At the end, DEA agent Ray has discovered the desert cook site; Walt has made off with the body; and Jesse doesn't know whether he's been betrayed or saved. Thanks to the continued obsessive focus on the gears turning in Walt's head, we have stepped along with him one more meter down the road to utter personal ruin, away from the daughter that represents his future. And we feel the crumbling of his moral fiber along with his lung tissue.

Grade: A-

Stray observations:

– Only the cheesy, stylized flashback device keeps this episode from approaching Mad Men transcendence: A virile young Walt, bedecked with flowing auburn locks, flirts with a grad student or something in a neon-lit classroom, discussing all the chemicals that make up the human body and how, somehow, they don't add up to 100%. That's some stinky Limburger right there.

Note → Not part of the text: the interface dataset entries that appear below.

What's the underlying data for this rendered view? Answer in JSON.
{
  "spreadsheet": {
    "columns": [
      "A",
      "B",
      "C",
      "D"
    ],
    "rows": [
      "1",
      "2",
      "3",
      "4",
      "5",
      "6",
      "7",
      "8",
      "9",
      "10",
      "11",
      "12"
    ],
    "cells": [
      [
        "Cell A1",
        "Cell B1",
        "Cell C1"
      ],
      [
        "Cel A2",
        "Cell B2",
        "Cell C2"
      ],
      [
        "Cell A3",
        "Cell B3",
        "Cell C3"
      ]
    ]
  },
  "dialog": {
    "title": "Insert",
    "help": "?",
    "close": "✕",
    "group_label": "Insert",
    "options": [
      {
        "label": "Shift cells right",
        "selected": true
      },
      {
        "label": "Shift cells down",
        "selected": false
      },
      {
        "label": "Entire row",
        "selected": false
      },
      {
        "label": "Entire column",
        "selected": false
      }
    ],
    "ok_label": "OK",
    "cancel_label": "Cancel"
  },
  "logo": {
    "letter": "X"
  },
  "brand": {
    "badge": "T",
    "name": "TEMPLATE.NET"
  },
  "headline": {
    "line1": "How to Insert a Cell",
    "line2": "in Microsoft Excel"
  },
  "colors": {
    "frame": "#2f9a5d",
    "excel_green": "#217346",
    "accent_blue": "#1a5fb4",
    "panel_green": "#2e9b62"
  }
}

– All the heavy stuff I loved so much and described above — yet this was also an episode full of hilarious lines. After Skylar's clumsy fishing expedition for pot information, Marie confides to Ray that Walter Jr. is on the weed: "She strongly inferred it." Then when Ray takes Walter Jr. to a skanky motel to scare him straight, the kid responds all deadpan: "I thought we were going to Coldstone Creamery."

– Strangely, in this show about choices, the flimsiest assertion of obligation — like Jesse insisting that "coin flip is sacred!" — seems to work just as well as actual physical or chemical necessity. But nothing beats Walt's pro/con list on killing Krazy-8. Con: "Judeo-Christian principles." Pro: "He'll kill you and your entire family if you let him go."